35mm判フルサイズ相当・有効3,635万画素のローパスレスCMOSセンサーを搭載
ベース感度がISO64になった。フォトダイオードに2/3段ぶん多く光を溜められるようになったからだという

 D810は、同社フルサイズ(ニコンFXフォーマット)機の中では、プロ仕様の最上位モデル「D4S」(66万円前後。ボディのみ・税込実売価格。以下同)と、FX機では最も手頃な「D610」(18万円前後)の間に位置する。現行FX機にはクラシカルな見た目と操作性が特徴の「Df」(28万円前後)もあるが、こちらは他機種との単純比較が難しい存在だ。

 D810では静音化のためにミラーのアップダウンをモーター駆動にしたほか、ミラーバランサーの新設計も行なったという。シャッター音は明らかに静かになったと実感できるレベル。D800を明るめの音色とすると、D610のように暗く控えめだが、動作感はD4のようにタイトと感じた。

 新機能の「ハイライト重点測光」とあわせ、舞台撮影のようなシーンで威力を発揮するとしている。また、超望遠撮影など微細なブレが目立つシーンで有効という機構ブレを低減するため、電子先幕シャッターも利用可能とした。
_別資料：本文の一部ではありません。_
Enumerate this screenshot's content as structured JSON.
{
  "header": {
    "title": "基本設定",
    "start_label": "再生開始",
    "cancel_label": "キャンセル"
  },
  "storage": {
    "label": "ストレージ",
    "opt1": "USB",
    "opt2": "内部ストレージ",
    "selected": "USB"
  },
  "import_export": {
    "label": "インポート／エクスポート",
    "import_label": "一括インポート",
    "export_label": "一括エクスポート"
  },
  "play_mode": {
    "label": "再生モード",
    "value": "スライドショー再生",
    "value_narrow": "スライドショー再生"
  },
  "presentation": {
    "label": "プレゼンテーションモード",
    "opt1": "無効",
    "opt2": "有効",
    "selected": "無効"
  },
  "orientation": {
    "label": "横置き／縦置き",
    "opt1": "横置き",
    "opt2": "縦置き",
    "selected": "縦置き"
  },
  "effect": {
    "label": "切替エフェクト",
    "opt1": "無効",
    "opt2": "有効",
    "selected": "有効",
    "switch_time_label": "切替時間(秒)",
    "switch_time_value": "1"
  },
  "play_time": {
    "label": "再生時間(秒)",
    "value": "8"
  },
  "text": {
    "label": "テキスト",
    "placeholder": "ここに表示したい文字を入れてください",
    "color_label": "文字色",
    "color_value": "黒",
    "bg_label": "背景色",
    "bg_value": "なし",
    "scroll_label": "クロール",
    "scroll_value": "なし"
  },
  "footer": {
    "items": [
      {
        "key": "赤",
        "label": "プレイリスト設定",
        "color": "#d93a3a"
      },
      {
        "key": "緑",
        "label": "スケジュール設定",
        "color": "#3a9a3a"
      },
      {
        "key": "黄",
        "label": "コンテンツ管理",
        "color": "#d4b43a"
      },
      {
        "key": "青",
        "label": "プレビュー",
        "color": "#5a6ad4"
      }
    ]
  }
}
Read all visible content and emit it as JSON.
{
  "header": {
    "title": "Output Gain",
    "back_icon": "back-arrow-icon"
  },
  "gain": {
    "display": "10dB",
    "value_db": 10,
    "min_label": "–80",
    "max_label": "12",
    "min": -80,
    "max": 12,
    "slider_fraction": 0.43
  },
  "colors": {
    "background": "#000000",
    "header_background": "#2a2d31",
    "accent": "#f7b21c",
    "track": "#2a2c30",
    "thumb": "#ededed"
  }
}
測光モードを「ハイライト重点測光」にしたところ(中央マーク)
電子先幕シャッターのオンオフが可能に

 新たに「グループエリアAF」が可能になったAF周りは、新モジュールを採用。アルゴリズムも見直している。

参考:1点AF時のファインダー内表示
参考:グループエリアAF時のファインダー内表示
グループエリアAFに設定したところ。AFモードスイッチのボタンを押しながらダイヤル操作で呼び出せる
メニュー内の表示項目選択

 ライブビュー撮影には「2点拡大」を追加。水平線や建築物など、画像の左右端をそれぞれ拡大して並べ、厳密な水平を見られる機能。広角レンズやPCニッコール使用時の、奥行きがある2点のピント確認にも活用できる。拡大時の表示が精細になったのも嬉しい。

ライブビュー画面
拡大表示がD800/D800Eより精細で見やすくなったという
2点拡大の利用イメージ。左右の端を抜き出して拡大することで傾きが目立ち、確実に水平を出せるというもの
「2点拡大」はライブビュー中のメニューから呼び出す
ピクチャーコントロールシステムは、既存の輪郭強調とは異なる「明瞭度」を新たに調整可能とした。調整ステップも細かくなったという
新設定「フラット」は、「ニュートラル」よりもフラットなトーンカーブ。白飛び・黒潰れしにくい仕上がり
情報表示パネル
シンクロターミナル、リモコン端子
側面端子類
内蔵ストロボ
ファインダー部分。コーティングの改良や、有機EL情報表示の新採用が特徴。アイピースシャッターを継承
動画は1080/60pが設定可能に

 引き続き、詳細な機能・実写レビューにご期待いただきたい。

レンズ装着例

AF-S NIKKOR 24-85mm F3.5-4.5G ED VR
AF-S NIKKOR 24-70mm F2.8G ED
AF-S NIKKOR 16-35mm F4G ED VR
AF-S NIKKOR 70-200mm F4G ED VR

【7月1日15時50分】記事初出時、ドライブモードダイヤルの写真キャプションに「連写速度はFXフル画素記録で約4コマ/秒」と記載していましたが、約5コマ/秒の誤りでした。約4コマ/秒は、同条件におけるD800/D800Eの連写速度です。